Il apparaît au balcon de la maison du comité. Une rumeur folle que semblent prolonger les vagues de bras tendus monte par trois fois: «Heil Hitler… Heil Hitler… Heil Hitler…» Les cuivres attaquent Deutschland über alles et le Horst Wessel [l’hymne officiel nazi] que la foule entonne. Pour user d’un cliché médiocre le terme d’instant solennel s’imposerait, c’est formidable qu’il faudrait dire. Triple Heil, ponctué d’un coup de canon; marche militaire; le drapeau grec d’azur à la croix d’argent timbrée d’une couronne d’or entre dans l’enceinte. […]

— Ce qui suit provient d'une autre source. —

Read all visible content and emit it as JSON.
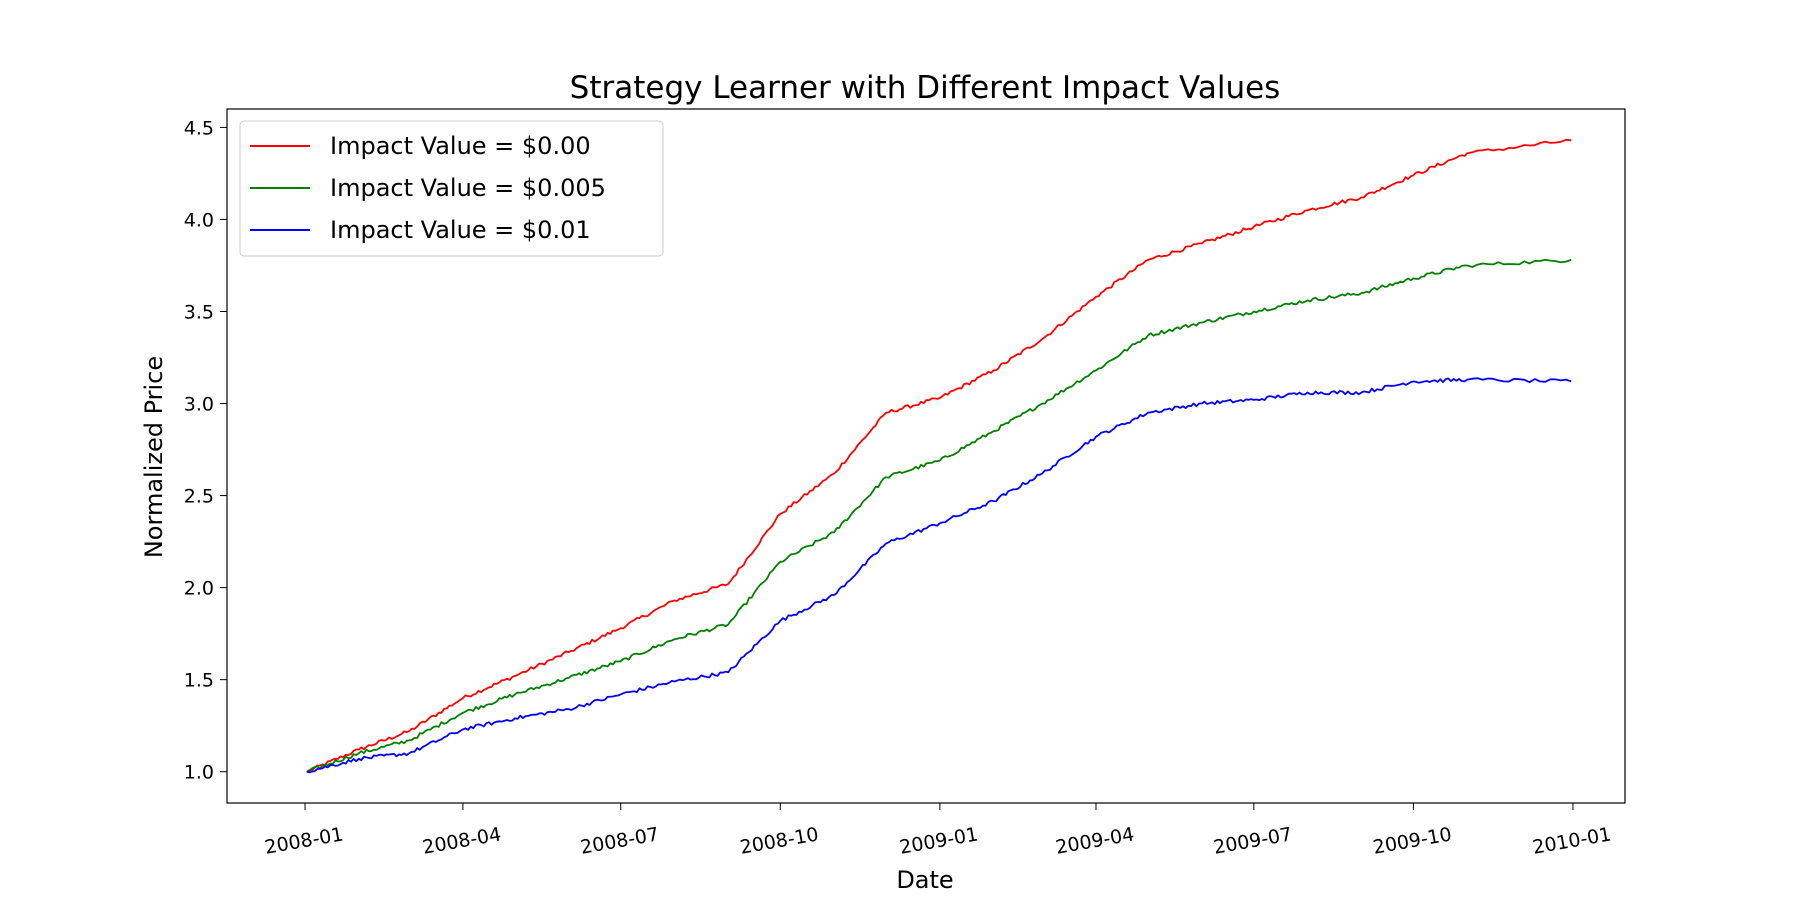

En quelques mots énergiques, cordiaux, simples, mais sans banalité, le Dr Ritter Von Halt, président du comité olympique allemand, leur souhaite la bienvenue et les exhorte à garder et à maintenir en dehors des Jeux olympiques l’esprit de camaraderie et de loyauté. Une voix mâle bien timbrée, celle d’Hitler, déclare les Jeux de la IVe Olympiade ouverts; les salves détonent; les cloches sonnent, la flamme olympique commence à brûler. […] Le champion de ski Willy Bogner monte sur l’estrade, saisit la hampe du drapeau hitlérien de la main gauche et, levant la main droite, prête serment. […]

Le haut-parleur avait à peine terminé qu’une cavalcade de spectateurs s’élance vers la sortie. Les S. S., immobiles et sombres, brisèrent cet assaut de leur dos. Ils étaient ainsi au premier rang pour voir passer le Führer.»